IoT has immense importance in highly regulated industries: smart devices and wearable tech can help collect data and produce insights on user health, IoT technologies can enrich the learning experience, from kindergarten to university studies. They can improve public management of city infrastructure and overall increase the quality of numerous aspects of life.
At the same time, IoT players in regulated industries need to work out a stringent regulatory landscape. A tough challenge from a comprehensive data collection and processing strategy to ensuring compliance with retention periods and ediscovery requests and ultimately delivering services to customers while protecting their privacy is a tough challenge.
This requires a data strategy that’s continually evolving, including input from all stakeholders, constantly revising where the company data is and what might become of it. And this challenge is further exacerbated by specificities that regulate each industry, and quite often, the regulations lag behind the technological advances. If we were to extract these, we come down to four essential questions:
- Do you capture and preserve all the data?
- What format is your data kept in?
- How modular and customizable are your data archives?
- Do you implement consistent IoT data policies?
Capturing and Preserving Totality of IoT Data
The first essential step in ensuring compliance is ensuring that all the data is kept and preserved, as data-keeping regulations dictate that all business data is properly preserved. What do we mean by this? Any data related to IoT products or any data generated in the course of day-to-day operations.
Highly regulated industries, including healthcare, financial institutions, schools, or government, need to preserve all the business records from any device, account, or communication channel. For IoT companies, this scope is clearly a lot broader. IoT companies work with sensitive data from dozens and hundreds of connected devices and accounts, and thus capturing all this data can be a fraught opportunity for non-compliance.
Of course, it goes without saying that data needs to be kept in unalterable, read-only format and that the data repository is non-impregnable, fully in line with top security standards.
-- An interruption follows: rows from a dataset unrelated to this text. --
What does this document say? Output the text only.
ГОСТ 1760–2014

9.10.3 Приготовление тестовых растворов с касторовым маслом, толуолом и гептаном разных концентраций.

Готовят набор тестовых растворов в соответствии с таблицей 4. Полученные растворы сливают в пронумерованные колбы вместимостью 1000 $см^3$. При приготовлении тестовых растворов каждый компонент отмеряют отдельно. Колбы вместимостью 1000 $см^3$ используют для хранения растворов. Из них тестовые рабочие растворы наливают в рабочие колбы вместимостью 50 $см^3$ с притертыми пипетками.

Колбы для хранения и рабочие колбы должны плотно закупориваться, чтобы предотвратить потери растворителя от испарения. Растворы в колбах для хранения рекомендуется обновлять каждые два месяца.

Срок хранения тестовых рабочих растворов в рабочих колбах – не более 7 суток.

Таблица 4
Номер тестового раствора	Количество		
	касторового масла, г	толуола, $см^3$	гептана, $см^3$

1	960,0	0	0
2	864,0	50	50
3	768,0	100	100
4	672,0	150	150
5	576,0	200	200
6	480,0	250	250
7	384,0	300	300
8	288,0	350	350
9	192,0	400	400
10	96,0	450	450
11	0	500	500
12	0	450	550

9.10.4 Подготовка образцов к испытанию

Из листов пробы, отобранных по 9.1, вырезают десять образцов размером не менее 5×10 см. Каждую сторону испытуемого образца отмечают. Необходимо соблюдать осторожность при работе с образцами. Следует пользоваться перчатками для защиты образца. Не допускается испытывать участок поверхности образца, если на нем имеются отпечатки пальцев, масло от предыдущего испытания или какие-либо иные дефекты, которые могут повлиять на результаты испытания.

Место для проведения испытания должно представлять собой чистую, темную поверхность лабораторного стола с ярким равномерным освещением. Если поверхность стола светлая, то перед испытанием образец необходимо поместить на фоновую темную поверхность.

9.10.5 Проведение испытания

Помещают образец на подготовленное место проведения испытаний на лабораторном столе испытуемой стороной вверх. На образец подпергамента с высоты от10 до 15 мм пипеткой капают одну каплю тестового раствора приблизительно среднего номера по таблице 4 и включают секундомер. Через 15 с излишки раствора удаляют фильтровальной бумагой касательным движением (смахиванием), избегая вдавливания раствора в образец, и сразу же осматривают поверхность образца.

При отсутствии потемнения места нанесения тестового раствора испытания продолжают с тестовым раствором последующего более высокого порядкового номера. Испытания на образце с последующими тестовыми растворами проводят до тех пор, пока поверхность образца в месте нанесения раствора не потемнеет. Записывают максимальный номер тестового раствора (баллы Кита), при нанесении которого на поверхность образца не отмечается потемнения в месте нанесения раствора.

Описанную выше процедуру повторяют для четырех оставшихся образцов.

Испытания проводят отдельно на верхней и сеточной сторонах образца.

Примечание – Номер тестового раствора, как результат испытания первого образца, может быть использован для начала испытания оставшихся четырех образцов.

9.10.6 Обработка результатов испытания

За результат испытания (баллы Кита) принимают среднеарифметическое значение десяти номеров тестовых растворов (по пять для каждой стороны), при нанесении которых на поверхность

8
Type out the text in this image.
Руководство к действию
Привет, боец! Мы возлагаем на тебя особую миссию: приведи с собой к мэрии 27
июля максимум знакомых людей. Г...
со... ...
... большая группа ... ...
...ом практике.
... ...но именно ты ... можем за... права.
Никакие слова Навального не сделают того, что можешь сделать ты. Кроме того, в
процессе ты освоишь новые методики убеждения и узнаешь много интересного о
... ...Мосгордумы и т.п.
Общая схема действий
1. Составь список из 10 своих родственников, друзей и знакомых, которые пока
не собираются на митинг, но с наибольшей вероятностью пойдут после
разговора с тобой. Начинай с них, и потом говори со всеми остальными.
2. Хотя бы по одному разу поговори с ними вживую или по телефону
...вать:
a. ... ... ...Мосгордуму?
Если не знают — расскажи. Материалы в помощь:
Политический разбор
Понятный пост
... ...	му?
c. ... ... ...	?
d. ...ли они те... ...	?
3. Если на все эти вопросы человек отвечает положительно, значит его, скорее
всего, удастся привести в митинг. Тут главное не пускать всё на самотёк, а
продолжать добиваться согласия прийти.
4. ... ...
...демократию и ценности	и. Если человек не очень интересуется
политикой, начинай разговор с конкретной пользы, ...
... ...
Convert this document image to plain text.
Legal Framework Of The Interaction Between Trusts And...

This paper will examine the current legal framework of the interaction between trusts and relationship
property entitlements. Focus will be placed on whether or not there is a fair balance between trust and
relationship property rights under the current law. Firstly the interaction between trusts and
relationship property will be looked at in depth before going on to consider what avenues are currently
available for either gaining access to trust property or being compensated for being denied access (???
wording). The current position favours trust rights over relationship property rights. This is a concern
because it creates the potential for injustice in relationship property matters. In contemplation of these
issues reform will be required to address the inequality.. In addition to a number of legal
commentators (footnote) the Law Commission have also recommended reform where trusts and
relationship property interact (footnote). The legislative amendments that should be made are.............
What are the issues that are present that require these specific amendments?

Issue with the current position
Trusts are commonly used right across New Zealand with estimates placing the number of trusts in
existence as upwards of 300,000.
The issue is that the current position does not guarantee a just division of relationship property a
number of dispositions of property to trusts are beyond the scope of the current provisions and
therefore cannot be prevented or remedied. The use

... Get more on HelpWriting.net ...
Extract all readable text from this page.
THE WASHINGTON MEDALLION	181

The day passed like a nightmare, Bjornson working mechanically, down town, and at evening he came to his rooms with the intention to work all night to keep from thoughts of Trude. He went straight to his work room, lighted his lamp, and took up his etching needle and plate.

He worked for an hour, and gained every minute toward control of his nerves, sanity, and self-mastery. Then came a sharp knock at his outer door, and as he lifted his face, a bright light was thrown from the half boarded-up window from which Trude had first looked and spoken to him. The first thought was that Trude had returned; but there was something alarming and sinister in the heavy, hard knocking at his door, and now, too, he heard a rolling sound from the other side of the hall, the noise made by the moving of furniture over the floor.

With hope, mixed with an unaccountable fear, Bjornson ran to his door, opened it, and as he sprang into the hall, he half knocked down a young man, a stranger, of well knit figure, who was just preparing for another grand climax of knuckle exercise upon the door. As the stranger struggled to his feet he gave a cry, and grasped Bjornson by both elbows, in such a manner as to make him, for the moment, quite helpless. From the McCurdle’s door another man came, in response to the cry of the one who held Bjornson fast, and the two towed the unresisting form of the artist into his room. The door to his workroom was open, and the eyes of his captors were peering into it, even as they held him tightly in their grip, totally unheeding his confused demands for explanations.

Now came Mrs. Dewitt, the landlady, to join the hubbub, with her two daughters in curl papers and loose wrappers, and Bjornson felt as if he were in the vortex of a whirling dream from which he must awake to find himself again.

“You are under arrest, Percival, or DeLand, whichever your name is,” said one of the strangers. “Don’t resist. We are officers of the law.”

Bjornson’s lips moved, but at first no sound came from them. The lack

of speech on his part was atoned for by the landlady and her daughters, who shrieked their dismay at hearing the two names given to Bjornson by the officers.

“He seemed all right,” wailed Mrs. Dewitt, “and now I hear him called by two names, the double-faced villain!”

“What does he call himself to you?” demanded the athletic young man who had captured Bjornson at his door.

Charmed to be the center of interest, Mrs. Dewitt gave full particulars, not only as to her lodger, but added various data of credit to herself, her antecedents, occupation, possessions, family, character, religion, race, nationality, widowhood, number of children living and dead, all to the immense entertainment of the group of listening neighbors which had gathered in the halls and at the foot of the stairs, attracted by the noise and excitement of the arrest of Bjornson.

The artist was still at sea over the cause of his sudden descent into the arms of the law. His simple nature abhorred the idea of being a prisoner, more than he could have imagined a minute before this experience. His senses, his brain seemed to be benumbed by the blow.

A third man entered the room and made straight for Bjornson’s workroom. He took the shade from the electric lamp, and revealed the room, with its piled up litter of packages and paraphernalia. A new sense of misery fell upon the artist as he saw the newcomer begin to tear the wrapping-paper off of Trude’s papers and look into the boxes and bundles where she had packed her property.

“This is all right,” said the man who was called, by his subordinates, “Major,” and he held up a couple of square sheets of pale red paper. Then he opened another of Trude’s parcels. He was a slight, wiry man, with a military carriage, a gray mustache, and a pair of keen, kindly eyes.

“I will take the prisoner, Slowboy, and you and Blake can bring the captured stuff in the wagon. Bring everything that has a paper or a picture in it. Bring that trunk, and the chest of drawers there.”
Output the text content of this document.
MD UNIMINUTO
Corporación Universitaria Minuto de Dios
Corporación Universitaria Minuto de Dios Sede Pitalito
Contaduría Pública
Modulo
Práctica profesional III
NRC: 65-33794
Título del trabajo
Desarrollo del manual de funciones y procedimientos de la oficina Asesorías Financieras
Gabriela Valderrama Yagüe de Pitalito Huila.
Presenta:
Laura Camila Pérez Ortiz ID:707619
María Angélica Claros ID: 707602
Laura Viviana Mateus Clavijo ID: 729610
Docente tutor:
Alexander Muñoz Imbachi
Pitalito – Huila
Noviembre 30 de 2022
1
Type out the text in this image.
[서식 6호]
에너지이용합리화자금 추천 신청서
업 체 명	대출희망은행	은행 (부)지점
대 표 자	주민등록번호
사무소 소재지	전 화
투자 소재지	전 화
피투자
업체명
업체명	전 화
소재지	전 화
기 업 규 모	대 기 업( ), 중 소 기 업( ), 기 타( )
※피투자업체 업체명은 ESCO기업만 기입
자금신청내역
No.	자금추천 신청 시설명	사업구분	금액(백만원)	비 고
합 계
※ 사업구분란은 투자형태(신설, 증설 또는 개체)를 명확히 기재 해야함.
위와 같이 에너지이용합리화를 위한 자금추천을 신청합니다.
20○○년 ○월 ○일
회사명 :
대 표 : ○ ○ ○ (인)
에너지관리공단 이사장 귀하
Preparing IoT Data for Disclosure and Ediscovery
Preserving the data is only one part of the equation. The second one is retaining the data in the right format that can be used later. When working in the IoT industry, a lot of data is unstructured, which means that before the data is prepared for legal proceedings and ediscovery requests, they need to be moved to the right format.
As a general principle, most ediscovery requests require that you deliver the records that pertain to a particular client, but also the metadata: this means you should always make sure to provide information on:
- When the data is created
- If it was modified
- if it was assessed or retrieved or attempted to be assessed, and by who in the meantime
As you can see, this is just the bare necessity. The more sensitive information in question, the more stringent the requirements on how the data needs to be regulated.
IoT Compliance is a Team Sport
We’ve mentioned that a data strategy needs to be evolving along with the product roadmap.
Already from the MVP stages, IoT companies need to know exactly where the data is coming from, where it’s stored, who should nurture it, who should access it, how it is collected from devices, and then constantly communicating this information across the board.
Given the volume of data generated, everyone must be on the same page regarding how costly non-compliance is. Back in 2016, a company had to pay $1.5. billion worth of settlement for disclosing customer biometric data.
The bottom line is that everyone in the company generates data; by updating company profiles, communicating with customers, suppliers, or amongst themselves, or simply collecting and processing information, all our team members generate and handle business records that need to be kept tight.
Only through this comprehensive data strategy that’s nimble enough to keep up with the product development can the company account for each bit of information and ensure full compliance down the line.